Table 92-2 Schneider’s Typology of Movie Psychiatrists and Psychologists

“Dr. Dippy” “Dr. Evil” “Dr. Wonderful”

From Schneider I: The theory and practice of movie psychiatry, Am J Psychiatry 144:996-1002, 1987.

HOW MASS MEDIA INTERVENTIONS CAN AFFECT STIGMA

People who are more familiar with mental illness (e.g., due to personal experience; illness of family, friends, co-workers, or neighbors; or exposure through volunteer or professional work) are less likely to want to distance themselves from people with mental illness, including those with major depression.19 This also seems to be true after “virtual” exposure to models through educational videos.20 Drawing on this research, and the research noted previously on the roots of stigma, the goal of many recent educational interventions has been to make the public feel comfortable with mentally ill individuals, and to refute stigmatizing ideas about the causes and treatment of mental illness.
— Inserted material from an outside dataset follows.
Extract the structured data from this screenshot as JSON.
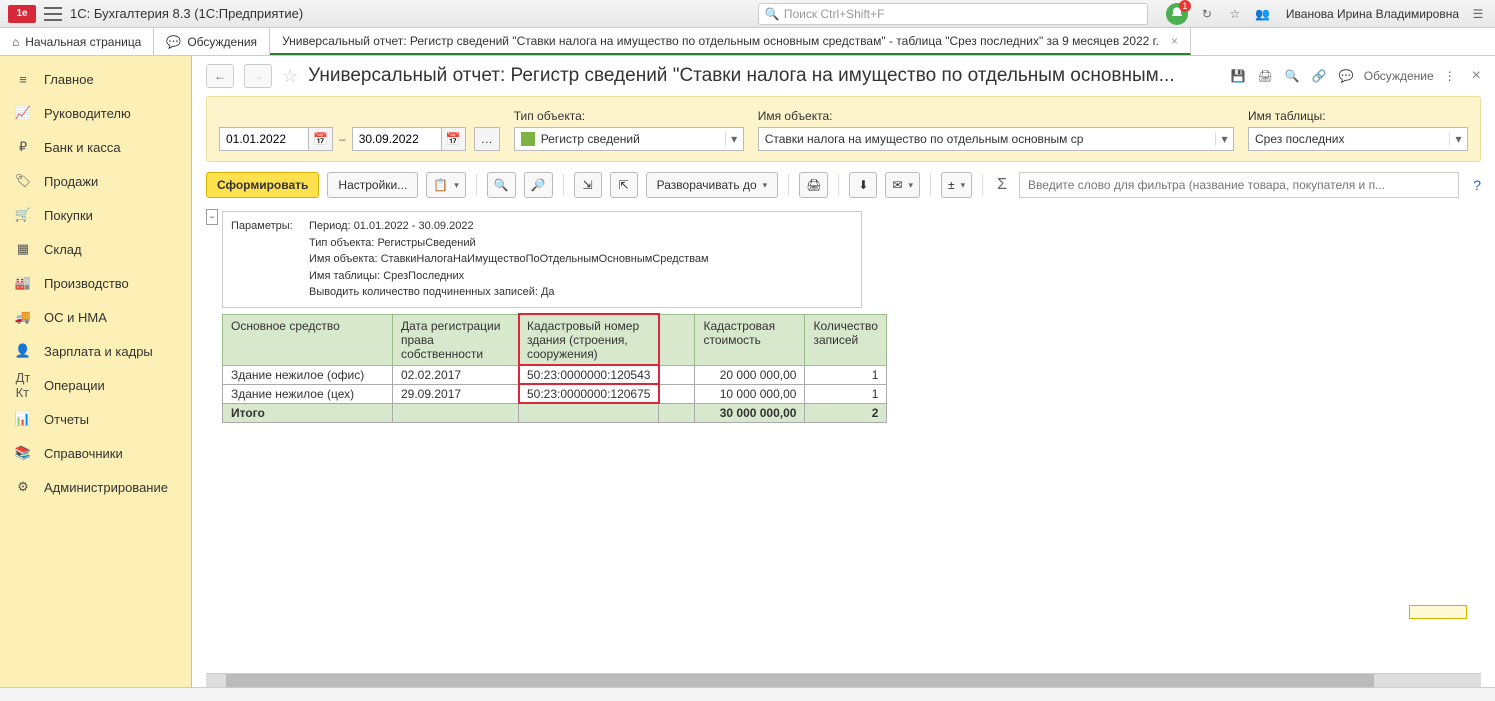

The planning of anti-stigma initiatives has become more sophisticated, with efforts to target key attitudes or behaviors of specific populations.21 One approach is to reach out through the mass media (using television, radio, films, and the Internet). The World Psychiatric Association’s (WPA’s) Programme to Reduce Stigma and Discrimination Because of Schizophrenia, begun in 1996, has programs in over 20 countries.22 The WPA recommends a “social marketing” approach to planning outreach campaigns that includes targeting specific subgroups (e.g., criminal justice personnel), conducting needs assessments to inform the design of media messages, and pretesting media materials before embarking on expensive campaigns.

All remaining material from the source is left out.